Erickson was thankful they weren't hit with the death penalty.

"Of the two alternatives, it was best to accept the consent decrees that allow us to continue football," Erickson said on Face the Nation.

The sanctions don't include the television ban, the recruiting efforts or the inability to maintain a full coaching staff. Penn State can still sell football tickets and do its best to fill Beaver Stadium. It's clear the scholarship limits will hit the football program hardest. Penn State won't be able to offer the maximum of 25 scholarships, or play with 85 scholarship players, until 2018. It took SMU ten years to get a winning record after the death penalty, and it may take that long for PSU.
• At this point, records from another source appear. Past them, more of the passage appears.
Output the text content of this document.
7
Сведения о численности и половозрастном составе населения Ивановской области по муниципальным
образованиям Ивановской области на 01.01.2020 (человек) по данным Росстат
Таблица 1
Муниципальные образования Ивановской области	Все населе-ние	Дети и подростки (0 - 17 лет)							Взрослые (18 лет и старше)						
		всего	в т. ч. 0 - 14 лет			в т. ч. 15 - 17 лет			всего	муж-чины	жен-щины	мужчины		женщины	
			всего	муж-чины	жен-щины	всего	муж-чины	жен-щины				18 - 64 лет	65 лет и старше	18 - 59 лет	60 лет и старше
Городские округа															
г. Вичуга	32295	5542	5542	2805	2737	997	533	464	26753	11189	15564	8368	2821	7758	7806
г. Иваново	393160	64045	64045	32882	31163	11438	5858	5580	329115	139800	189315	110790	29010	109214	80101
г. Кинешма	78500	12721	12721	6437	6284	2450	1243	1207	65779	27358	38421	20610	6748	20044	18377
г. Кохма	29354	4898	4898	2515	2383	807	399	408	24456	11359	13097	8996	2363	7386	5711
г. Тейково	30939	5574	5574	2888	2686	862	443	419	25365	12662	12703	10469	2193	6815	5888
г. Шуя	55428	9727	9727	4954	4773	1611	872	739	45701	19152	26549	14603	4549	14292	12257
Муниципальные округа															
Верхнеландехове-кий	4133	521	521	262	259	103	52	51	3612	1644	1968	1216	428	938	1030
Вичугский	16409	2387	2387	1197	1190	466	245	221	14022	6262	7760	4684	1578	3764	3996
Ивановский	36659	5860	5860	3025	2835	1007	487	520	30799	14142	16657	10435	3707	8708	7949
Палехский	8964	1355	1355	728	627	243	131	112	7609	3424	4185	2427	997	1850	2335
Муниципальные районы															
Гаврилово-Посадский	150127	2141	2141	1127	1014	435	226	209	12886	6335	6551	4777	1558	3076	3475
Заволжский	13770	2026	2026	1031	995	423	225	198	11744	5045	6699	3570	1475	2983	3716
O'Brien and the Nittany Lions, and the Penn State alumn, have quite the task ahead of them, but not one that's impossible. The alumni have already shown their ability to rally. Some may pull back, reluctant to back the school that failed to protect children on its campus. But others will realize that this is the time their alma mater needs them most.

From an ethical standpoint, drawing comparisons between sanctions for a football program that maintained a slush fund to pay football players, and one that turned a blind eye to years of sexual abuse of children is ludicrous. Doing so would be just another insult to Sandusky's victims, who already have to watch as their history is overshadowed by people who just want to talk about what this means for football. As Sparks says, it's always in the name of "almighty football."

But the future of the university and its football program does warrant discussion. After all, it was in the name of almighty football that Sandusky was able to continue abusing his victims. It was in the name of almighty football that the powerful turned the other way while the powerless suffered. Perhaps now, it will be in the name of almighty football that Penn State does more than recover, but becomes the model of dignity and responsibility.